While the lasagna garden being planted in the community garden behind the Immaculate Conception Catholic Church did have lots of cherry tomato plants, there were no layers of pasta oozing cheese. 

Instead there were layers of newspapers and/or cardboard over the grassy ground.

At about 10:15 a.m. on July 1, community garden activists Christi Buffington and Kelly Ware explained lasagna gardens.

Ware explained to the volunteer workforce from the Ecumenical Vacation Bible Camp that lasagna is layers of pasta, cheese and sauce. A lasagna garden also has layers — cardboard or newspapers, straw and then pockets of soil where plants grow. 
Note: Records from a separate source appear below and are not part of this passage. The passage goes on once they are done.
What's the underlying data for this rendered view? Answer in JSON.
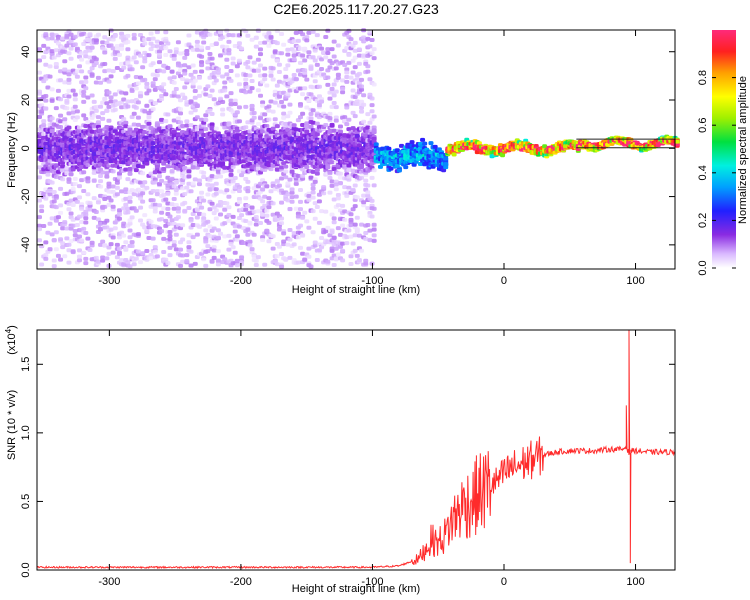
{
  "colors": {
    "signal": "#ff2b2b",
    "spectrogram_low": "#a046ff",
    "spectrogram_mid": "#3030ff",
    "spectrogram_high": "#00e050",
    "spectrogram_peak": "#ff2060"
  },
  "chart_data": [
    {
      "type": "heatmap",
      "title": "C2E6.2025.117.20.27.G23",
      "xlabel": "Height of straight line (km)",
      "ylabel": "Frequency (Hz)",
      "xlim": [
        -355,
        130
      ],
      "ylim": [
        -50,
        49
      ],
      "x_ticks": [
        -300,
        -200,
        -100,
        0,
        100
      ],
      "x_tick_labels": [
        "-300",
        "-200",
        "-100",
        "0",
        "100"
      ],
      "y_ticks": [
        -40,
        -20,
        0,
        20,
        40
      ],
      "y_tick_labels": [
        "-40",
        "-20",
        "0",
        "20",
        "40"
      ],
      "colorbar": {
        "label": "Normalized spectral amplitude",
        "range": [
          0,
          1
        ],
        "ticks": [
          0.0,
          0.2,
          0.4,
          0.6,
          0.8
        ],
        "tick_labels": [
          "0.0",
          "0.2",
          "0.4",
          "0.6",
          "0.8"
        ]
      },
      "bands": [
        {
          "x_from": -355,
          "x_to": -100,
          "center_freq": 0,
          "half_width": 8,
          "amplitude": 0.15,
          "noise_spread": 49
        },
        {
          "x_from": -100,
          "x_to": -45,
          "center_freq": -3,
          "half_width": 5,
          "amplitude": 0.35
        },
        {
          "x_from": -45,
          "x_to": 55,
          "center_freq": 0,
          "half_width": 2,
          "amplitude": 0.9
        },
        {
          "x_from": 55,
          "x_to": 130,
          "center_freq": 2,
          "half_width": 1.5,
          "amplitude": 0.95
        }
      ],
      "grid": false
    },
    {
      "type": "line",
      "xlabel": "Height of straight line (km)",
      "ylabel": "SNR (10 * v/v)",
      "y_scale_label": "(x10",
      "y_scale_exp": "4",
      "y_scale_close": ")",
      "xlim": [
        -355,
        130
      ],
      "ylim": [
        0,
        1.75
      ],
      "x_ticks": [
        -300,
        -200,
        -100,
        0,
        100
      ],
      "x_tick_labels": [
        "-300",
        "-200",
        "-100",
        "0",
        "100"
      ],
      "y_ticks": [
        0.0,
        0.5,
        1.0,
        1.5
      ],
      "y_tick_labels": [
        "0.0",
        "0.5",
        "1.0",
        "1.5"
      ],
      "series": [
        {
          "x": [
            -355,
            -300,
            -200,
            -120,
            -100,
            -80,
            -65,
            -60,
            -55,
            -50,
            -45,
            -40,
            -35,
            -30,
            -25,
            -20,
            -15,
            -10,
            -5,
            0,
            5,
            10,
            15,
            20,
            30,
            40,
            50,
            60,
            70,
            80,
            85,
            90,
            93,
            95,
            97,
            100,
            110,
            120,
            130
          ],
          "y": [
            0.02,
            0.02,
            0.02,
            0.02,
            0.02,
            0.03,
            0.08,
            0.15,
            0.22,
            0.2,
            0.25,
            0.35,
            0.42,
            0.48,
            0.5,
            0.55,
            0.58,
            0.62,
            0.65,
            0.7,
            0.74,
            0.76,
            0.78,
            0.8,
            0.84,
            0.86,
            0.87,
            0.87,
            0.87,
            0.88,
            0.88,
            0.88,
            0.9,
            0.85,
            0.87,
            0.87,
            0.86,
            0.86,
            0.86
          ],
          "spikes": [
            {
              "x": 93,
              "y": 1.2
            },
            {
              "x": 95,
              "y": 1.75
            },
            {
              "x": 96,
              "y": 0.05
            }
          ]
        }
      ],
      "grid": false
    }
  ]
}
“You need carbon, like the sticks and straw, water, and nitrogen from grass clippings, manure and bone meal,”Ware said. “It’s a weed-free, don’t-break-your-back-style of gardening,” Ware said, describing lasagna gardens.

Then the work began as adults from the Catholic and Methodist churches and kids wheel-barrowed in drifts of straw to cover the paper layer.
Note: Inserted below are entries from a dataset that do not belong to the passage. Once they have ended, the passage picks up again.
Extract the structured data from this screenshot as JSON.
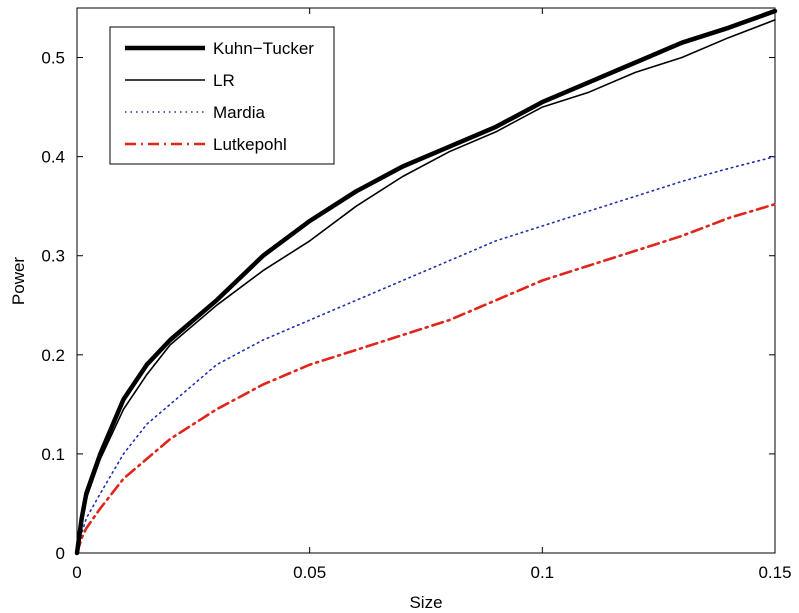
{
  "chart_data": {
    "type": "line",
    "xlabel": "Size",
    "ylabel": "Power",
    "xlim": [
      0,
      0.15
    ],
    "ylim": [
      0,
      0.55
    ],
    "xticks": [
      0,
      0.05,
      0.1,
      0.15
    ],
    "xtick_labels": [
      "0",
      "0.05",
      "0.1",
      "0.15"
    ],
    "yticks": [
      0,
      0.1,
      0.2,
      0.3,
      0.4,
      0.5
    ],
    "ytick_labels": [
      "0",
      "0.1",
      "0.2",
      "0.3",
      "0.4",
      "0.5"
    ],
    "grid": false,
    "legend_position": "top-left",
    "x": [
      0,
      0.001,
      0.002,
      0.005,
      0.01,
      0.015,
      0.02,
      0.03,
      0.04,
      0.05,
      0.06,
      0.07,
      0.08,
      0.09,
      0.1,
      0.11,
      0.12,
      0.13,
      0.14,
      0.15
    ],
    "series": [
      {
        "name": "Kuhn−Tucker",
        "color": "#000000",
        "style": "solid-thick",
        "values": [
          0.0,
          0.035,
          0.06,
          0.1,
          0.155,
          0.19,
          0.215,
          0.255,
          0.3,
          0.335,
          0.365,
          0.39,
          0.41,
          0.43,
          0.455,
          0.475,
          0.495,
          0.515,
          0.53,
          0.547
        ]
      },
      {
        "name": "LR",
        "color": "#000000",
        "style": "solid-thin",
        "values": [
          0.0,
          0.03,
          0.055,
          0.095,
          0.145,
          0.18,
          0.21,
          0.25,
          0.285,
          0.315,
          0.35,
          0.38,
          0.405,
          0.425,
          0.45,
          0.465,
          0.485,
          0.5,
          0.52,
          0.538
        ]
      },
      {
        "name": "Mardia",
        "color": "#1f2fb0",
        "style": "dotted",
        "values": [
          0.0,
          0.02,
          0.035,
          0.06,
          0.1,
          0.13,
          0.15,
          0.19,
          0.215,
          0.235,
          0.255,
          0.275,
          0.295,
          0.315,
          0.33,
          0.345,
          0.36,
          0.375,
          0.388,
          0.4
        ]
      },
      {
        "name": "Lutkepohl",
        "color": "#e0251b",
        "style": "dashdot",
        "values": [
          0.0,
          0.015,
          0.025,
          0.045,
          0.075,
          0.095,
          0.115,
          0.145,
          0.17,
          0.19,
          0.205,
          0.22,
          0.235,
          0.255,
          0.275,
          0.29,
          0.305,
          0.32,
          0.338,
          0.352
        ]
      }
    ]
  }
}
Then kids made “nests” in the straw and shoveled soil into the nests.

Flats full of petunias and marigolds, leggy tomato plants, cabbage, kale, lettuce, brussel sprouts, peas, squash and other vegetables were distributed beside the nests. Teams of kids and adults planted and watered the re-located plants. Others dug holes for seed potatoes and still others made more paper layers in the fenced garden. 

Buffington said the Catholic church, its parish and its parish council have been instrumental in getting the garden going, since the land itself belongs to Immaculate Conception.

Immacaulate Conception and its closest neighbor, the Church of Jesus Christ of Latter Day Saints, worked together on piping water to the garden plot. 

AmeriCorps workers, members of the U-11 boys soccer team, the Cub Scouts and many other community members have cooperated to make the community garden a reality.

Buffington said Toni Young, one of the adult volunteers, worked hard during the last week to get funding for the plants, soil and straw so the kids could volunteer in the community garden.

In late summer and autumn, the vegetables raised in the garden will go to the Polson Loaves and Fish Food Pantry and Soup’s On, according to Young.